The FLSA provides that administrative employees are exempt from overtime pay. The FLSA described an administrative employee as one who 1) is paid a salary of at least $455 per week; 2) primarily performs work related to management; and 3) performs duties which primarily require the exercise of discretion and independent judgement. In Lutz v. Huntington Bancshares, Inc., et al., the plaintiffs filed a class action asserting that their position as residential-loan underwriters while employed by Huntington Bank was not an administrative position; therefore, the plaintiffs were entitled to overtime pay from Huntington Bank.
The district court granted Huntington Bank’s motion for summary judgment, agreeing that the residential-loan underwriters performed duties related to the general business operations of the Bank, and they exercised discretion and independent judgment when performing those duties. The Sixth Circuit, which cited two early, precedential decisions on the topic Renfro v. Ind. Mich. Power Co., 370 F.3d 512 (6th Cir. 2004) and Foster v. Nationwide Mut. Ins. Co., 710 F.3d 640, 642 (6th Cir. 2013)), upheld the district court’s ruling in a divided 2-1 decision.

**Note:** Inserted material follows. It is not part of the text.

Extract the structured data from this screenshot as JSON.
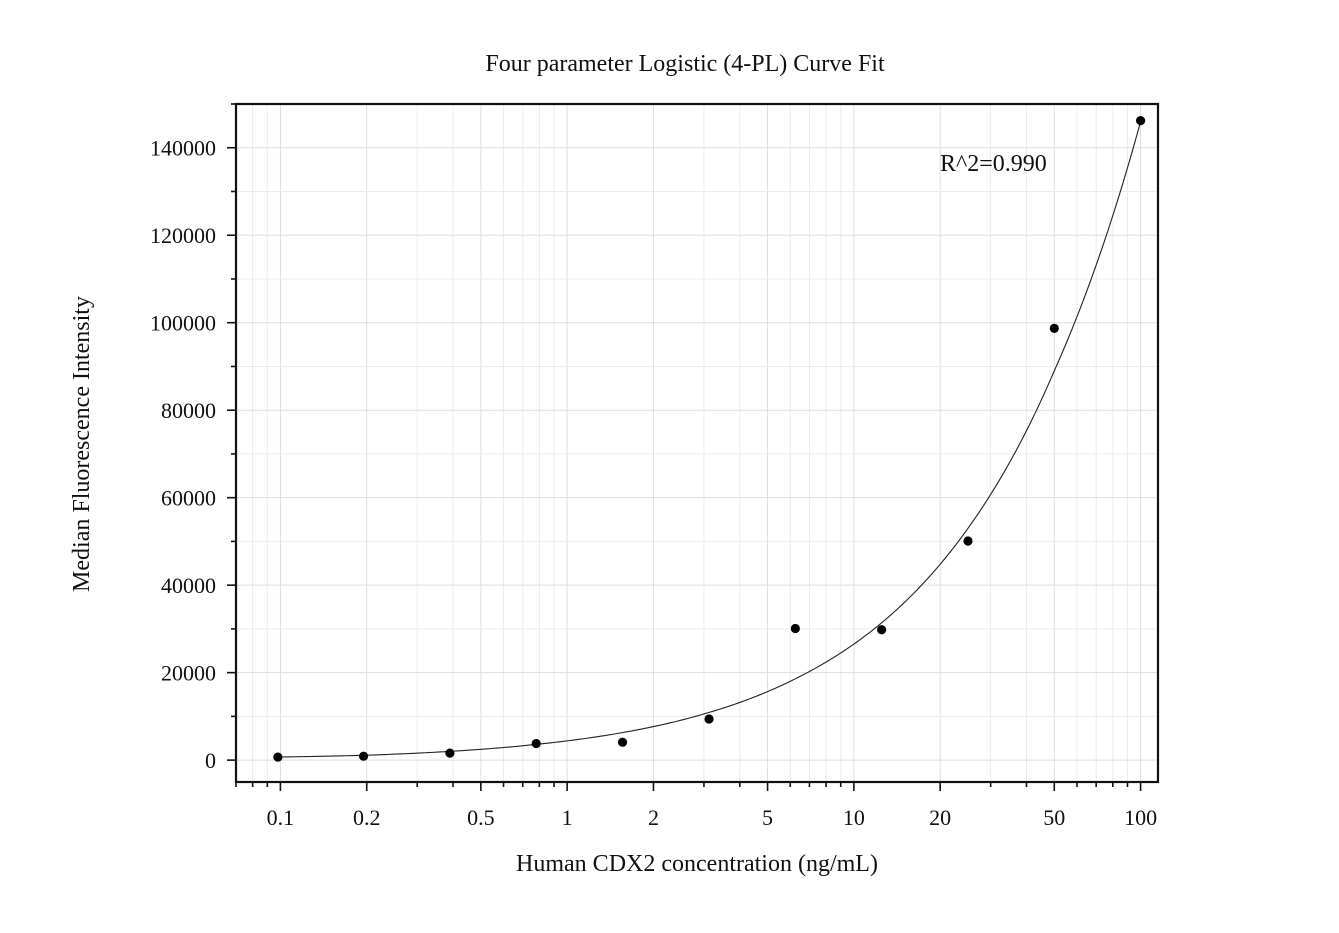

Most notably, the Sixth Circuit reiterated that, when determining whether an employee primarily preforms work related to management, Sixth Circuit precedent dictates that the appropriate inquiry is whether the employee helps to run or service a business; if the answer is yes, the employee is administrative. This approach differs from the approach adopted by the Second Circuit where, if an employee’s duties merely touch upon a production activity (as the Second Circuit has said that residential-loan underwriters’ duties do), then the employee is not exempt from receiving overtime pay. Wednesday’s decision demonstrates the Sixth Circuit’s commitment to its interpretation of the overtime pay exemption provision of the FLSA, but the split here could attract attention by the Supreme Court. .
In dissent, Judge White argued that the defendants had failed to demonstrate that the residential-loan underwriters exercise discretion and independent judgement with respect to matters of significance as a part of their duties. Judge White notes that the administrative exemption is “to be narrowly construed against the employer seeking to assert it.” As such, the “explicit and detailed manual and guidelines” which directed nearly all of the actions of the residential-loan underwriters created a genuine issue of material fact with respect to the third element of the administrative exemption.
Justin Jennewine is the author of this article.